Опустив сына, И-Лэнь низко поклонилась, склонившись чуть не до земли. Ее одежда сегодня была ярко-алого цвета, и вот так, непостижимым образом распустив по чудесному полу полы своих одежд и склонив черноволосую голову с высокой прической, она была больше всего похожа на огромный диковинный цветок. О-Лэи тоже поклонилась, от напряжения куда более угловато, чем обычно. Хорошо, что мать ее не видит, – она бы пришла в ужас. Больше всего О-Лэи сейчас думала о том, куда девать свои вдруг ставшие ватными руки.
– Подойди, – раздался голос. Отражаясь от стен, он терял всякие человеческие качества – тембр, интонации. По нему ничего нельзя было определить – это был безликий голос Шафранового Господина, перед которым содрогается Вселенная.
– Приветствую тебя, Сердце Срединной, – почти прошептала И-Лэнь. Ее голос был тих и нежен, как дуновение летнего ветерка.
– Я не знал, что у тебя такой взрослый сын, – чуть удивленно произнес голос, и О-Лэи вдруг поняла, что император молод.
И-Лэнь замялась с ответом – не ожидала, что О-Лэи столь быстро привлечет к себе внимание. Она уже могла поднять лицо.
– Прошу простить нас, если мы невольно ввели Шафранового Господина в заблуждение, – стараясь, чтобы голос звучал мелодично, ответила она. От волнения ей казалось, что она каркает, как вороны на стене Утэй. – Моей дочери О-Лэи двенадцать, и она обрезала волосы, нося траур по отцу. А мой сын Бусо…
– Женщина. – Голос стал недоуменно-разочарованным. – Посмотри, Рри, я и вправду принял ее за очаровательного мальчика.
О-Лэи обдало волной страха и обиды, она не смела поднять глаза от носков своих мягких белых туфелек.

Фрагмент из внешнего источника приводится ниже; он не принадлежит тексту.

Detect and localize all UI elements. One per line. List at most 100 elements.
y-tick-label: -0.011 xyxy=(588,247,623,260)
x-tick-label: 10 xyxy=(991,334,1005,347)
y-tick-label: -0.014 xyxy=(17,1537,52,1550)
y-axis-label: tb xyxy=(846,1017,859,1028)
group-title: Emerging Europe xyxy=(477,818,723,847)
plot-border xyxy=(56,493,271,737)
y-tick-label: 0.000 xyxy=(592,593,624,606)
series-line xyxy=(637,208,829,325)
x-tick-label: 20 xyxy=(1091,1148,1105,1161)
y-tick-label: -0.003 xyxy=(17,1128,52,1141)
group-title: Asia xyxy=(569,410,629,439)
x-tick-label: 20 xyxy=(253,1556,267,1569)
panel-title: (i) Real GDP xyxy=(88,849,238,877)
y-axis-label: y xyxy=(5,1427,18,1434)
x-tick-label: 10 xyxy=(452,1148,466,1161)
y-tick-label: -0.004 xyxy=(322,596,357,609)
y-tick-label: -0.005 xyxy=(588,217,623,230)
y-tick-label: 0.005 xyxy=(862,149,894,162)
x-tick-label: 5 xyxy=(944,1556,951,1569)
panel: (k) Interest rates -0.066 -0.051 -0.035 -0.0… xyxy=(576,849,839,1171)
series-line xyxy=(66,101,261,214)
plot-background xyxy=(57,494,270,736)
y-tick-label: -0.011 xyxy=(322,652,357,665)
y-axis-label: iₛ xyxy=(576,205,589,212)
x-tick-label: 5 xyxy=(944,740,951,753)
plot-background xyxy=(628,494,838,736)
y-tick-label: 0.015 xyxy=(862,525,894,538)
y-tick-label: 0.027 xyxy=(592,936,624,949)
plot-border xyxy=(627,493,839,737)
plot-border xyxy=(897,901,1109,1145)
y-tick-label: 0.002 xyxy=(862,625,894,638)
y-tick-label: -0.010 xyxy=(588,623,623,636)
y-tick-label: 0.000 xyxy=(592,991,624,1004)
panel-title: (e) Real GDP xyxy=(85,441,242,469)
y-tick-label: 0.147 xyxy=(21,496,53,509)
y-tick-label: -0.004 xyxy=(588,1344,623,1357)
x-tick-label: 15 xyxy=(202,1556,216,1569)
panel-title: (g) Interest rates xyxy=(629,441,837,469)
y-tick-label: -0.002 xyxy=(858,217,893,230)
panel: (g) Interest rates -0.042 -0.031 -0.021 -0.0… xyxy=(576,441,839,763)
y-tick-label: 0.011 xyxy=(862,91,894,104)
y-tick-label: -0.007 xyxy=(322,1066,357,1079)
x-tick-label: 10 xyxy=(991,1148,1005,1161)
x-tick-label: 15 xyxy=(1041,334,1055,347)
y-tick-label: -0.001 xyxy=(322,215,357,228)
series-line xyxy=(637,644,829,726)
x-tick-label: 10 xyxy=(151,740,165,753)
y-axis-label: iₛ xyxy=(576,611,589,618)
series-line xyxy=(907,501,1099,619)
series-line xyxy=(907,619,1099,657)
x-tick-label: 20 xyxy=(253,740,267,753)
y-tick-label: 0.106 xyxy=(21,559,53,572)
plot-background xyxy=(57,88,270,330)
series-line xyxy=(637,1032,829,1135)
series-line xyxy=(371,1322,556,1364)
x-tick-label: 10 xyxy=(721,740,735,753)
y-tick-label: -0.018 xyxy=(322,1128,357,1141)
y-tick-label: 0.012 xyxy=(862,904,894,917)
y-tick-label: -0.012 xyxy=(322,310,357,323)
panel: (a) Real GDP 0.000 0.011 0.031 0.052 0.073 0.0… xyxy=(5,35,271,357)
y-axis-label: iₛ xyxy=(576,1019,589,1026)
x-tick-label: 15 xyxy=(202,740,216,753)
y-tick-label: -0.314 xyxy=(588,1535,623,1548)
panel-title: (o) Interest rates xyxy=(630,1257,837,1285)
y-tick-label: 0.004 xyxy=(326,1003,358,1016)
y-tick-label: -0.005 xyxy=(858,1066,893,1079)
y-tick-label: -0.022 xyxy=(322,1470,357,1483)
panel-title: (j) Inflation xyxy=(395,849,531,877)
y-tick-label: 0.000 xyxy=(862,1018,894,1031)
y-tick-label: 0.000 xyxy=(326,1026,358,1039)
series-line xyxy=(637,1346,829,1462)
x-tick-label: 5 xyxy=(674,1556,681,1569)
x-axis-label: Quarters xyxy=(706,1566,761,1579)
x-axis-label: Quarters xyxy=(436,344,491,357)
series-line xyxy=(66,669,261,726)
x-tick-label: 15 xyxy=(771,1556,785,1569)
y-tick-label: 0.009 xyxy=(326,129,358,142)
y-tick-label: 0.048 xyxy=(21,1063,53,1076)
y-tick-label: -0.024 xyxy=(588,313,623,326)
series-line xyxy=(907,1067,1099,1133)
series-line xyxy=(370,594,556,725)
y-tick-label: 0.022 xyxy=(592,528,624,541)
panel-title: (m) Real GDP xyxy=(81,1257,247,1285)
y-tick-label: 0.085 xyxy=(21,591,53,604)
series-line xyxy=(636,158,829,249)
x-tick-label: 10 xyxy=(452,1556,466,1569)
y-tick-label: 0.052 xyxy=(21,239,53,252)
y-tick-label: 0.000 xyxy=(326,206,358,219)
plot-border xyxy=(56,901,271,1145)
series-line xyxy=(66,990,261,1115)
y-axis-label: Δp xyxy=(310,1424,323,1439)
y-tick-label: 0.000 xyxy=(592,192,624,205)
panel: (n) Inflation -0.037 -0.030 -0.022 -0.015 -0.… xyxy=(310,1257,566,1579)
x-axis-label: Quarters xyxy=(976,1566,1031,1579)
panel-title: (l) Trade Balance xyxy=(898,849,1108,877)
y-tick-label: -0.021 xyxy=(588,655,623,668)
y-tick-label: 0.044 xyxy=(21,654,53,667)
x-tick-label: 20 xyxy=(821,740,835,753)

– Сам Синьмэ на вашем месте тоже бы обманулся столь разительным сходством, мой господин, – раздался протяжный молодой голос. – Детство – это возраст невинности, в нем между мужчиной и женщиной еще не возникают различия. Девочка еще не осквернена своей женской сутью.
О-Лэи задрожала от унижения, изо всех сил зажав большие пальцы в кулаках.
– Хватит об этом. – В голосе императора прорезались властные нотки. – Мы не затем вызвали вдову моего бывшего военачальника. Женщина, – обратился к И-Лэнь император, – мы получили официальный доклад и доклад нашего Первого Министра о случившемся с твоим мужем. Что ты можешь добавить?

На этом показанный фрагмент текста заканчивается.